Pada tahun 1927 Schröder, seorang Jerman menemukan ada kemiripan aksara Funisia dengan aksara Batak (lihat A Phoenician Alphabet on Sumatra by EEW Gs Schröder ini Journal of the American Oriental Society, Vol. 47, 1927). Sebagaimana diketahui bangsa Fenisia atau Funisia (Phoenices) adalah bangsa kuno yang pernah menguasai pesisir Laut Tengah. Mereka berasal dari wilayah Timur Tengah, atau sekarang di Lebanon dan Suriah. Penemuan aksara oleh Schröder tentulah menarik perhatian dunia internasional di bidang linguistic dan aksara. Jarak antara Laut Tengah dan pantai barat Sumatra sangat berjauhan. Selama ini dipahami bahwa dari dua kelompok aksara Semit Utara yang terdiri dari aksara Aramee dan aksara Fenesia. Aksara Aramea diduga yang menurunkan aksara Jawa melalui aksara Pallawa dan ke atas aksara Brahmi. Sedangkan aksara Fenesia (silabis) menurunkan aksara Yunasi (alfabet) hingga ke aksara Latin.

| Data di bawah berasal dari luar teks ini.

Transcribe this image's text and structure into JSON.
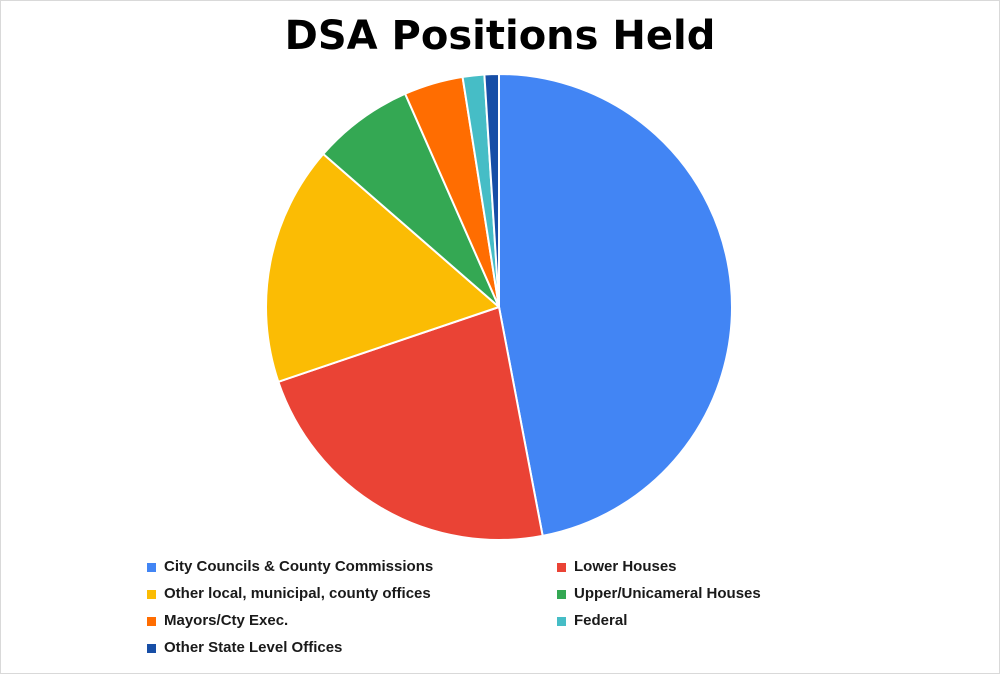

Jika kesimpulan Schröder benar bahwa aksara Fenesia mirip bahasa Batak (di Sumatra), maka aksara-aksara di nusantara tidak berasal dari titik yang sama tetapi berasal dari sumber yang berbeda. Pertanyaan ini membuka ruang pertanyaan baru jika pada masa ini tidak pernah ditemukan aksara di Papua, lalu apakah di masa lampau pernah eksis aksara di Papua?

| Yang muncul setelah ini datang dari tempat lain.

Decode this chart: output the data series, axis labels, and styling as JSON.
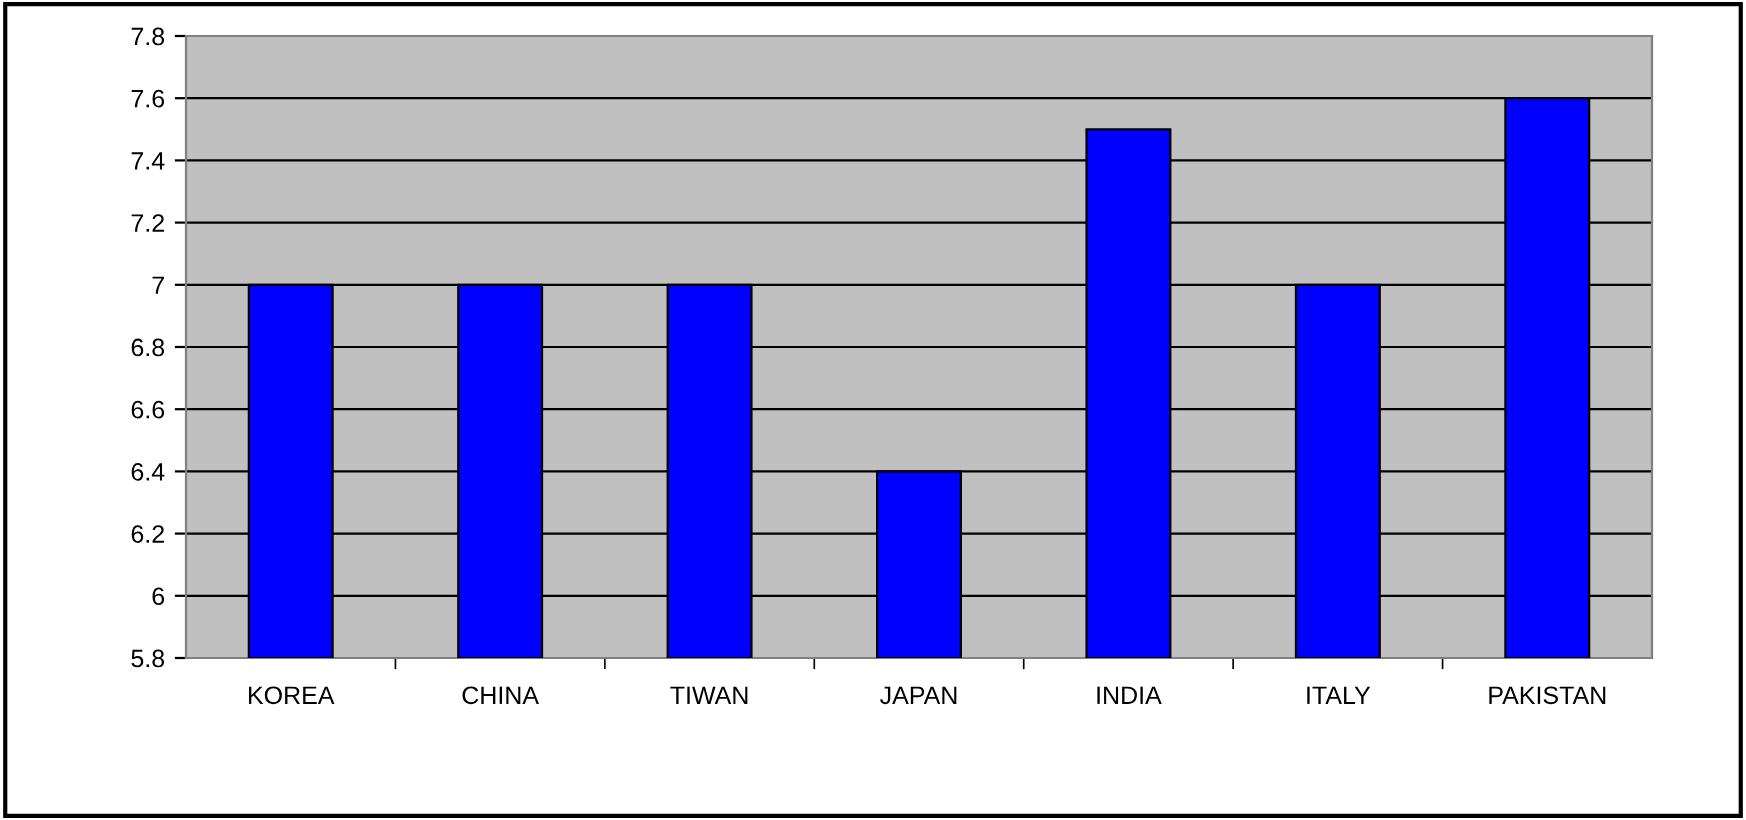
{
  "chart_data": {
    "type": "bar",
    "categories": [
      "KOREA",
      "CHINA",
      "TIWAN",
      "JAPAN",
      "INDIA",
      "ITALY",
      "PAKISTAN"
    ],
    "values": [
      7,
      7,
      7,
      6.4,
      7.5,
      7,
      7.6
    ],
    "color": "#0000ff",
    "ylim": [
      5.8,
      7.8
    ],
    "yticks": [
      5.8,
      6,
      6.2,
      6.4,
      6.6,
      6.8,
      7,
      7.2,
      7.4,
      7.6,
      7.8
    ],
    "grid": "y",
    "legend": false
  }
}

Antara ujung utara pulau Sumatra di barat daya dan ujung pulau Papua di tenggara tidak lah jauh sekali. Jaraknya kira-kira kurang lebih sama dari ujung barat daya Sumatra ke Laut Merah. Wilayah aksara Fenesia tidak jauh dari Laut Merah. Oleh karenanya tidak terlalu mengejutkan jika ada koneksi antara akasara Batak dan aksara Fenesia. Ptolomeus abad ke-2 menyatakan bahwa kamper diimpor dari pulau Sumatra. Pada abad ke-5 di Eropa diketahui kamper diekspor di pelabuhan yang disebut Barossa (kini Kota Barus di Tapanuli).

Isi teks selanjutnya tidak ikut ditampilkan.